Bu kurbağalarla ilgili bir hikaye var, biliyorsunuzdur büyük ihtimal. Su dolu bir kovaya koymuşlar da suyu yavaş yavaş ısıtmışlar da kurbağa “noluyor yaw, yanıyoruz, ölecem buralarda”  şeklinde bir uyanış yaşamadan mevta olmuş.  Bu anekdot, genellikle insanların yavaşça gerçekleşen değişikliklere nasıl tepkisiz kaldığını göstermek için  kullanılır.Su yavaşça ısındıkça, kurbağa rahat bir uyuşukluk haline geçer, tıpkı sıcak bir banyo yapan biri gibi , yüzünde bir gülümsemeyle bu dünyaya veda eder.
Arthur Aron isimli bir psikolog bundan yaklaşık 20 yıl önce kurbağaların düştüğü bu durumdan ilham alarak (atıyorum, yok öyle bir şey)  bir deney yapmış. Laboratuarında tamamen yabancı bir adamla kadını birbirine aşık etmeyi başarmış. Deney şöyle: İki yabancı , mahremiyet dozu gittikçe artan 36 adet soruyu dürüst ve cesurca yanıtlıyor ve sonra da hiç konuşmadan ve yan çizmeden 4 dakika boyunca birbirlerinin gözlerinin içine bakıyor. Haydi geçmiş olsun!

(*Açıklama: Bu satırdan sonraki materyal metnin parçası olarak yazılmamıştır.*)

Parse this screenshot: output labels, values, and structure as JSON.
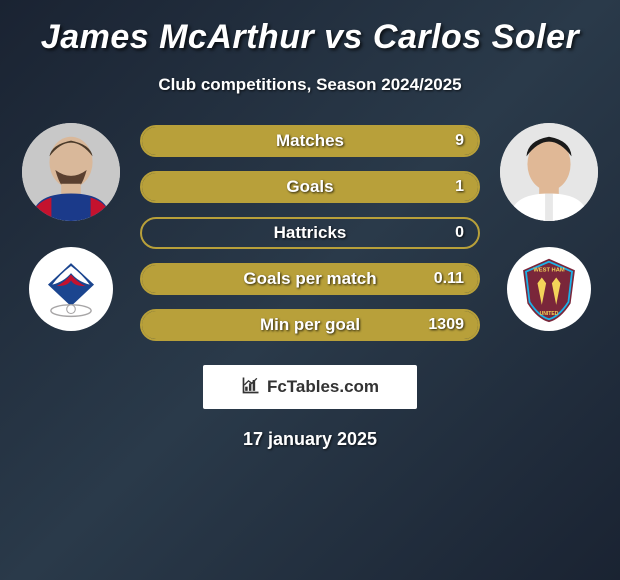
{
  "title": "James McArthur vs Carlos Soler",
  "subtitle": "Club competitions, Season 2024/2025",
  "date": "17 january 2025",
  "branding": "FcTables.com",
  "players": {
    "left": {
      "name": "James McArthur"
    },
    "right": {
      "name": "Carlos Soler"
    }
  },
  "bars": {
    "border_color": "#b8a03a",
    "fill_color": "#b8a03a",
    "height": 32,
    "radius": 16,
    "font_size": 17,
    "items": [
      {
        "label": "Matches",
        "right_value": "9",
        "right_fill_pct": 100
      },
      {
        "label": "Goals",
        "right_value": "1",
        "right_fill_pct": 100
      },
      {
        "label": "Hattricks",
        "right_value": "0",
        "right_fill_pct": 0
      },
      {
        "label": "Goals per match",
        "right_value": "0.11",
        "right_fill_pct": 100
      },
      {
        "label": "Min per goal",
        "right_value": "1309",
        "right_fill_pct": 100
      }
    ]
  },
  "colors": {
    "background_gradient": [
      "#1a2332",
      "#2a3a4a",
      "#1a2332"
    ],
    "text": "#ffffff",
    "branding_bg": "#ffffff",
    "branding_text": "#333333"
  },
  "crests": {
    "left": {
      "name": "Crystal Palace",
      "primary": "#1b458f",
      "secondary": "#c4122e",
      "accent": "#a7a5a6"
    },
    "right": {
      "name": "West Ham United",
      "primary": "#7a263a",
      "secondary": "#1bb1e7",
      "accent": "#f3d459"
    }
  }
}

Taraflar birbirleriyle kırılganlıklarını, zaaflarını paylaştıkta yakınlaşıyorlar. Samimi bir ilişki  ancak insanlar kendilerini karşısındakine açarsa ve zaman içinde bunu artan ve derinleşen bir şekilde yaparsa kuruluyor.
Arthur Aron'un 36 sorusunun hepsini burda yazmak zor. Türkçe'ye çevrilmemiş sanırım. Google'da "Arthur Aron 36 questions" diye aradığınızda İngilizce'sini bulabilirsiniz. 

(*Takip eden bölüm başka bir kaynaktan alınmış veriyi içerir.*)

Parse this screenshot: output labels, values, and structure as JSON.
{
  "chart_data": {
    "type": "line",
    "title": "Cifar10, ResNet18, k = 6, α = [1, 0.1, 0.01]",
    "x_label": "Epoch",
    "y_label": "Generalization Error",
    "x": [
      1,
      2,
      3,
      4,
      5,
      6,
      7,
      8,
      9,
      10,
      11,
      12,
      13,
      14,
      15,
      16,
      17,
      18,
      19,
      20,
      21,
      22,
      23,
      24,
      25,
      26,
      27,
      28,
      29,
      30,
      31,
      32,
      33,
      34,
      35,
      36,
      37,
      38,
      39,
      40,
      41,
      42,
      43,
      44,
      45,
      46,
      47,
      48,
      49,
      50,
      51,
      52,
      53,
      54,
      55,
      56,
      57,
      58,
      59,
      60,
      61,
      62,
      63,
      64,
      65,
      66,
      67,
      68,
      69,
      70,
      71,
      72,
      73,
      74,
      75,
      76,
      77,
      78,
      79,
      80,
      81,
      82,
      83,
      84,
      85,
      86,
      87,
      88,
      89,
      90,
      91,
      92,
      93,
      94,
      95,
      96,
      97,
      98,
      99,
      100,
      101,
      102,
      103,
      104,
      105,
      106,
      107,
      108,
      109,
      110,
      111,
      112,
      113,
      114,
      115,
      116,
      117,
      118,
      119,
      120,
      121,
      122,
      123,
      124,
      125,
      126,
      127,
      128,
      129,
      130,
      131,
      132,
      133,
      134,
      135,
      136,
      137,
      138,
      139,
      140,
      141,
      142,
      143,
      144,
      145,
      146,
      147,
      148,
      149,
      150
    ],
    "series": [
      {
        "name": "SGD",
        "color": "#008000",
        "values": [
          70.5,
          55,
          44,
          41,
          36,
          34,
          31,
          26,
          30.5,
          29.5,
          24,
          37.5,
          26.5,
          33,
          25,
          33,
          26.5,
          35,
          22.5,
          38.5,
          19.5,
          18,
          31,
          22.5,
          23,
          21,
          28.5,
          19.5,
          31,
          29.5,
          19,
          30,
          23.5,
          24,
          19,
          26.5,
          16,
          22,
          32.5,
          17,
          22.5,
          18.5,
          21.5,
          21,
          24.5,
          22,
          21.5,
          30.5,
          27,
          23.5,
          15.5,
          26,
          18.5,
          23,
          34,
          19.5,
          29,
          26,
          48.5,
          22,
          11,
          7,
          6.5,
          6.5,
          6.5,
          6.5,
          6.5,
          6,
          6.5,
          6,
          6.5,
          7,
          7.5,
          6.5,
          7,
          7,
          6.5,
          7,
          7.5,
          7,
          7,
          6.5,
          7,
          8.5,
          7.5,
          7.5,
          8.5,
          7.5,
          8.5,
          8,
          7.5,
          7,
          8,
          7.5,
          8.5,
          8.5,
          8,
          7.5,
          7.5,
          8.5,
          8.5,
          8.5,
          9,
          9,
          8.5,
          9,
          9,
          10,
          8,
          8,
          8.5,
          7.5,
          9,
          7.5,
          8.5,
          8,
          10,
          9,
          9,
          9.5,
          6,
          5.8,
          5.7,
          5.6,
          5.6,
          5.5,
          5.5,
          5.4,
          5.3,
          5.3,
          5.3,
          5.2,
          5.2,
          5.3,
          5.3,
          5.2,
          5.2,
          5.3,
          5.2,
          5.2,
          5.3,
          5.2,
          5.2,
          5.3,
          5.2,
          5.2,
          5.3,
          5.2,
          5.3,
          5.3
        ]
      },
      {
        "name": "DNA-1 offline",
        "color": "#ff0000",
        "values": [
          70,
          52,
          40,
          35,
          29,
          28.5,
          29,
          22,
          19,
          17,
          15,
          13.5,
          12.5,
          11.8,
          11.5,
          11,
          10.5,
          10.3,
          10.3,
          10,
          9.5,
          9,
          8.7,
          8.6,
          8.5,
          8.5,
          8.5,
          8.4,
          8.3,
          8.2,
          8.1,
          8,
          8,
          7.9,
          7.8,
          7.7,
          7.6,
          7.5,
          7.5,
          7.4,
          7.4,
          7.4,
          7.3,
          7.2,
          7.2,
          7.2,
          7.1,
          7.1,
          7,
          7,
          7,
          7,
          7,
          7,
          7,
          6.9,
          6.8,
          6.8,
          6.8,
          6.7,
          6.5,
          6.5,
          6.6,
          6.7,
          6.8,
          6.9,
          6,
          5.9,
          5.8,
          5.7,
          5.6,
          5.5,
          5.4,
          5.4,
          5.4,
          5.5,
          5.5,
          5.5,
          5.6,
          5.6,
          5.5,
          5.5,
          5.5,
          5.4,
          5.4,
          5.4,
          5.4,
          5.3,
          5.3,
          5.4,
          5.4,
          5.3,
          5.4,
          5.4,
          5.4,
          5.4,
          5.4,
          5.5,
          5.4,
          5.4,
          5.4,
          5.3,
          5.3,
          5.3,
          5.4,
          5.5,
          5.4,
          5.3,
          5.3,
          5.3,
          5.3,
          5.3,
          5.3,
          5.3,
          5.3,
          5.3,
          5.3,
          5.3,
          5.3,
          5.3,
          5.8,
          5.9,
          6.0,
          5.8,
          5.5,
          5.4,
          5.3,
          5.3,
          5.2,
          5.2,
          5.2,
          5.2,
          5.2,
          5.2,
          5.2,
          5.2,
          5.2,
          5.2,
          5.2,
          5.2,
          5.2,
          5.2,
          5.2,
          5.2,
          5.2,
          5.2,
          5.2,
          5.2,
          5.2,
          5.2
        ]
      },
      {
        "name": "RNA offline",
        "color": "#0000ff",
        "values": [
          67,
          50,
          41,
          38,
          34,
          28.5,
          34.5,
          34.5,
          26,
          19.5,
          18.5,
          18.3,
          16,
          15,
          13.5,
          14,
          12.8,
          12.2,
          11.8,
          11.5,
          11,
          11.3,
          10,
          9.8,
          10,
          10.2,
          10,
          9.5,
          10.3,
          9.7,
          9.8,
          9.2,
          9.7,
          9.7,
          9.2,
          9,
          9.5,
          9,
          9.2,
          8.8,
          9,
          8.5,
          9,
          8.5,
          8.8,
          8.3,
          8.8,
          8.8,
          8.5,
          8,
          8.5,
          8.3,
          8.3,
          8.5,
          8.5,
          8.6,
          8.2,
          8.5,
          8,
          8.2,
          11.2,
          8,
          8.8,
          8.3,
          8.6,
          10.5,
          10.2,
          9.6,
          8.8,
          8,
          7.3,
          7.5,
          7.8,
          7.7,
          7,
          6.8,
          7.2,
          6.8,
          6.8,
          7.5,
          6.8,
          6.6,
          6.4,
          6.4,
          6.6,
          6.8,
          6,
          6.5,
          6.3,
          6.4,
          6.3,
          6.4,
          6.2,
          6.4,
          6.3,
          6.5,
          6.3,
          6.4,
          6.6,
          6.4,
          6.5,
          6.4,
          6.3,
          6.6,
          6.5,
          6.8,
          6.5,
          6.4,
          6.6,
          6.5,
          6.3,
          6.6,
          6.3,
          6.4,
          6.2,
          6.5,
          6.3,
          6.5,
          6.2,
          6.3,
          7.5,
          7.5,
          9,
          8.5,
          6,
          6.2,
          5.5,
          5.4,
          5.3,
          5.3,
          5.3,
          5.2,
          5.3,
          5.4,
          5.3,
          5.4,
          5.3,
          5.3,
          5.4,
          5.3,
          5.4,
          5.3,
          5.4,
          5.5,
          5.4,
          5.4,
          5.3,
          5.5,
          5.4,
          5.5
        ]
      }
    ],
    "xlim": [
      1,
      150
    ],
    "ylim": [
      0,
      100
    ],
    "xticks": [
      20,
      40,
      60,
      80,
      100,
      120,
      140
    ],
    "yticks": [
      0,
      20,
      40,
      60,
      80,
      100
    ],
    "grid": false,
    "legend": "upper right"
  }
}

Çok acayip , aynı kurbağalar gibi ılık ılık başlıyorsunuz. Su gittikçe ısınıyor ve siz kaynaşıyorsunuz.İlk sorulardan örnek vereyim: 
1) dünyadaki herkesi seçebiliyor olsan akşam yemeğine kimi davet etmek isterdin?
2) ünlü olmak ister miydin? 
3) telefon konuşması yapmadan önce prova yapar mısın? Neden?
4) "mükemmel bir gün" ü tarif eder misin?
5) en son ne zaman kendi kendine şarkı söyledin?birine şarkı söyledin?
.
.
.
10) yetiştiriliş tarzında neyi değiştirmek isterdin?
12) yarın sabah yeni bir özellik ve yetenekle uyanman mümkün olsa, ne isterdin?
14) uzun zamandır hayalini kurduğun ama yapmadığın bir şey var mı? Yapmama sebebin?
17) hatırlayabildiğin en değerli anın?

18) en korkunç anın?
.
.
23) ailenle ne kadar yakınsın? Mutlu bir çocukluk muydu seninki?
29) utanç verici bir anını paylaşır mısın?
30) birinin karşısında en son ne zaman ağladın? Kendi kendine en son ne zaman ağladın?
32) sence hakkında şaka yapılamayacak konular veya değerler neler?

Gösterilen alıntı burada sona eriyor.